Abstract

Medical images, especially intricate vascular structures, are costly and time-consuming to annotate manually. It is beneficial to investigate an unsupervised method for vessel segmentation, one that circumvents the manual annotation yet remains valuable for disease detection. In this study, we design an unsupervised retinal vessel segmentation model based on the Swin-Unet framework and game theory. First, we construct two extreme pseudo-mapping functions by changing the contrast of the images and obtain their corresponding pseudo-masks based the on binary segmentation method and mathematical morphology, then we prove that there exists a mapping function between pseudo-mappings such that its corresponding mask is closest to the ground true mask.
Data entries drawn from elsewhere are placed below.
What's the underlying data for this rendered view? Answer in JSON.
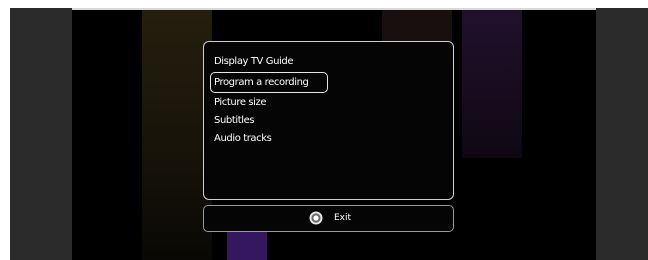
{
  "menu": {
    "items": [
      {
        "label": "Display TV Guide"
      },
      {
        "label": "Program a recording",
        "selected": true
      },
      {
        "label": "Picture size"
      },
      {
        "label": "Subtitles"
      },
      {
        "label": "Audio tracks"
      }
    ]
  },
  "exit_bar": {
    "icon": "remote-ok-button-icon",
    "label": "Exit"
  },
  "colors": {
    "panel_background": "#050505",
    "panel_border": "#cfcfcf",
    "selection_border": "#e6e6e6",
    "text": "#ffffff"
  }
}
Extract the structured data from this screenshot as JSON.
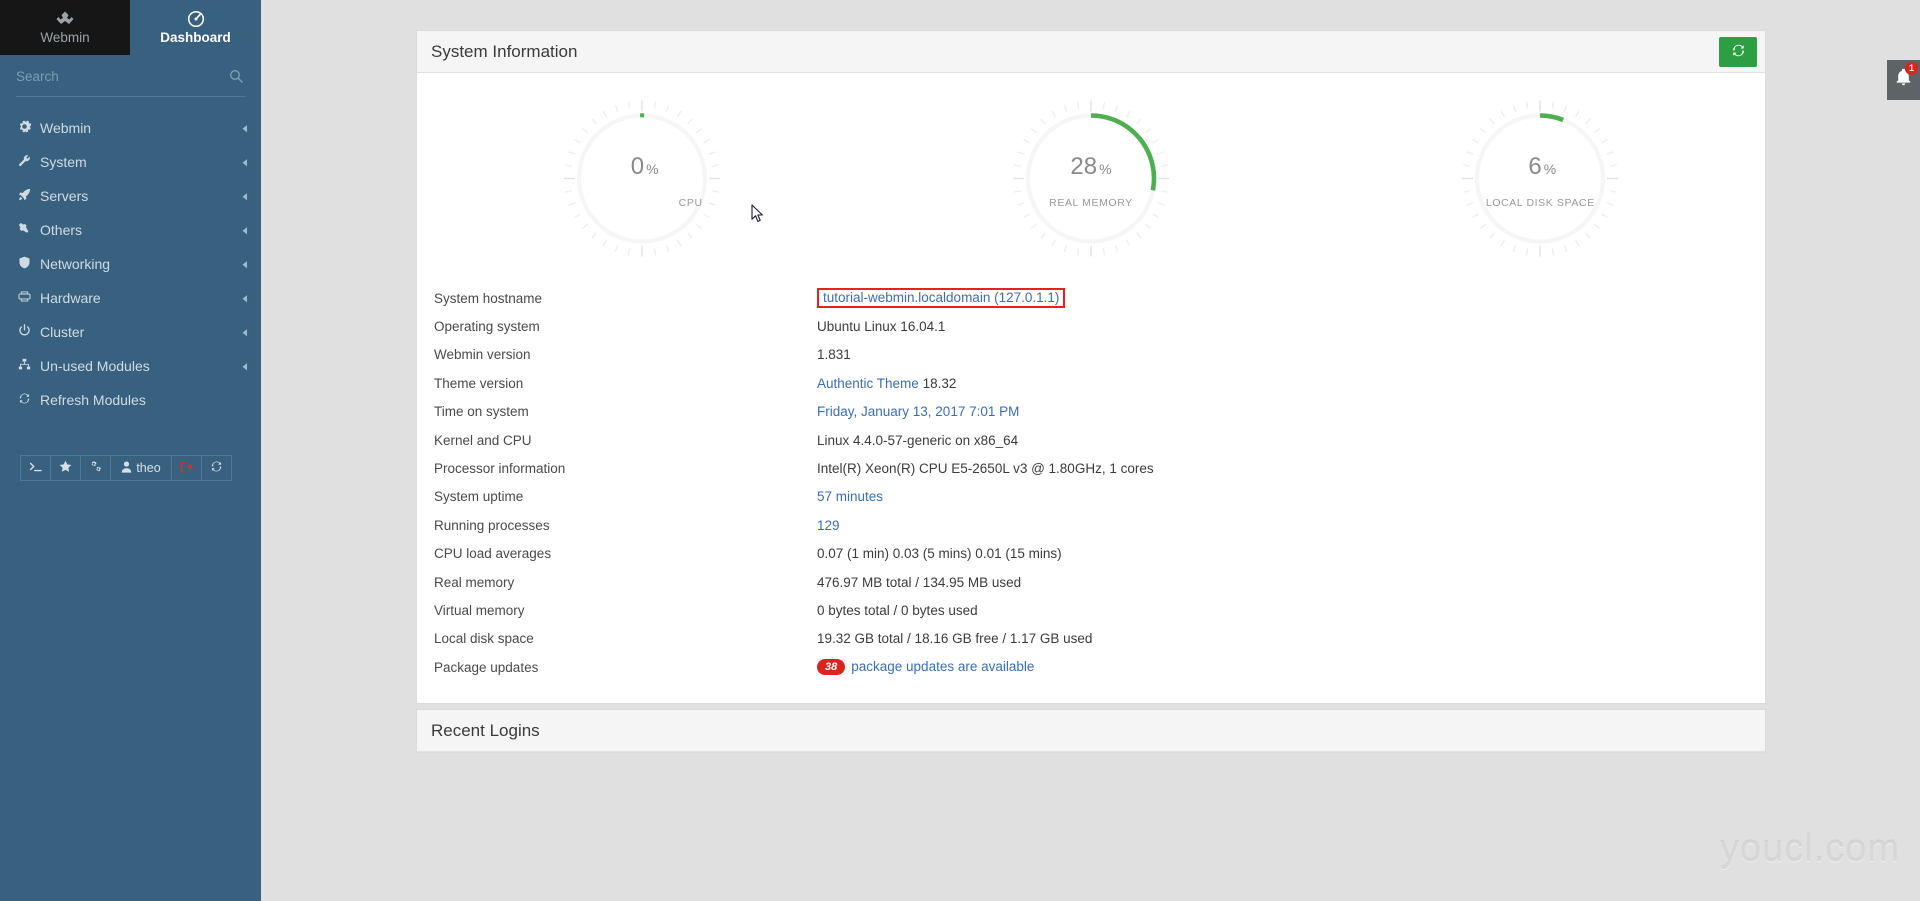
{
  "brand": {
    "left_label": "Webmin",
    "left_icon": "webmin-logo-icon",
    "right_label": "Dashboard",
    "right_icon": "dashboard-gauge-icon"
  },
  "search": {
    "placeholder": "Search",
    "value": "",
    "icon": "search-icon"
  },
  "sidebar": {
    "items": [
      {
        "label": "Webmin",
        "icon": "gear-icon",
        "chevron": "◂"
      },
      {
        "label": "System",
        "icon": "wrench-icon",
        "chevron": "◂"
      },
      {
        "label": "Servers",
        "icon": "rocket-icon",
        "chevron": "◂"
      },
      {
        "label": "Others",
        "icon": "hammer-icon",
        "chevron": "◂"
      },
      {
        "label": "Networking",
        "icon": "shield-icon",
        "chevron": "◂"
      },
      {
        "label": "Hardware",
        "icon": "printer-icon",
        "chevron": "◂"
      },
      {
        "label": "Cluster",
        "icon": "power-icon",
        "chevron": "◂"
      },
      {
        "label": "Un-used Modules",
        "icon": "sitemap-icon",
        "chevron": "◂"
      },
      {
        "label": "Refresh Modules",
        "icon": "refresh-icon",
        "chevron": ""
      }
    ],
    "quickbar": [
      {
        "name": "terminal-button",
        "icon": "terminal-icon",
        "label": ""
      },
      {
        "name": "favorites-button",
        "icon": "star-icon",
        "label": ""
      },
      {
        "name": "theme-config-button",
        "icon": "gears-icon",
        "label": ""
      },
      {
        "name": "user-button",
        "icon": "user-icon",
        "label": "theo"
      },
      {
        "name": "logout-button",
        "icon": "logout-icon",
        "label": ""
      },
      {
        "name": "refresh-button",
        "icon": "refresh-icon",
        "label": ""
      }
    ]
  },
  "notification": {
    "icon": "bell-icon",
    "count": "1"
  },
  "panels": {
    "system_information": {
      "title": "System Information",
      "refresh_icon": "refresh-icon"
    },
    "recent_logins": {
      "title": "Recent Logins"
    }
  },
  "gauges": [
    {
      "value": "0",
      "unit": "%",
      "label": "CPU",
      "percent": 0,
      "color": "#4caf50"
    },
    {
      "value": "28",
      "unit": "%",
      "label": "REAL MEMORY",
      "percent": 28,
      "color": "#4caf50"
    },
    {
      "value": "6",
      "unit": "%",
      "label": "LOCAL DISK SPACE",
      "percent": 6,
      "color": "#4caf50"
    }
  ],
  "system_info": [
    {
      "label": "System hostname",
      "value": "tutorial-webmin.localdomain (127.0.1.1)",
      "style": "link-boxed"
    },
    {
      "label": "Operating system",
      "value": "Ubuntu Linux 16.04.1",
      "style": "plain"
    },
    {
      "label": "Webmin version",
      "value": "1.831",
      "style": "plain"
    },
    {
      "label": "Theme version",
      "value": "Authentic Theme",
      "value2": " 18.32",
      "style": "link-plus"
    },
    {
      "label": "Time on system",
      "value": "Friday, January 13, 2017 7:01 PM",
      "style": "link"
    },
    {
      "label": "Kernel and CPU",
      "value": "Linux 4.4.0-57-generic on x86_64",
      "style": "plain"
    },
    {
      "label": "Processor information",
      "value": "Intel(R) Xeon(R) CPU E5-2650L v3 @ 1.80GHz, 1 cores",
      "style": "plain"
    },
    {
      "label": "System uptime",
      "value": "57 minutes",
      "style": "link"
    },
    {
      "label": "Running processes",
      "value": "129",
      "style": "link"
    },
    {
      "label": "CPU load averages",
      "value": "0.07 (1 min) 0.03 (5 mins) 0.01 (15 mins)",
      "style": "plain"
    },
    {
      "label": "Real memory",
      "value": "476.97 MB total / 134.95 MB used",
      "style": "plain"
    },
    {
      "label": "Virtual memory",
      "value": "0 bytes total / 0 bytes used",
      "style": "plain"
    },
    {
      "label": "Local disk space",
      "value": "19.32 GB total / 18.16 GB free / 1.17 GB used",
      "style": "plain"
    },
    {
      "label": "Package updates",
      "value": "package updates are available",
      "badge": "38",
      "style": "badge-link"
    }
  ],
  "watermark": "youcl.com",
  "colors": {
    "sidebar": "#38617f",
    "brand_dark": "#161616",
    "accent_green": "#2e9e42",
    "gauge_green": "#4caf50",
    "link_blue": "#3a6eb5",
    "alert_red": "#d9251d"
  }
}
To acquire the best-predicted mask, based on which, we second develop a model based on the Swin-Unet frame to solve the optimal mapping function, and introduce an Image Colorization proxy task to assist the learning of pixel-level feature representations. Third, since to the instability of two pseudo-masks, the predicted mask will inevitably have errors, inspired by the two-player, non-zero-sum, non-cooperative Neighbor's Collision game in game theory, a game filter is proposed in this paper to reduce the errors in the final predicted mask. Finally, we verify the effectiveness of the presented unsupervised retinal vessel segmentation model on DRIVE, STARE and CHASE_DB1 datasets, and extensive experiments show that has obvious advantages over image segmentation and conventional unsupervised models.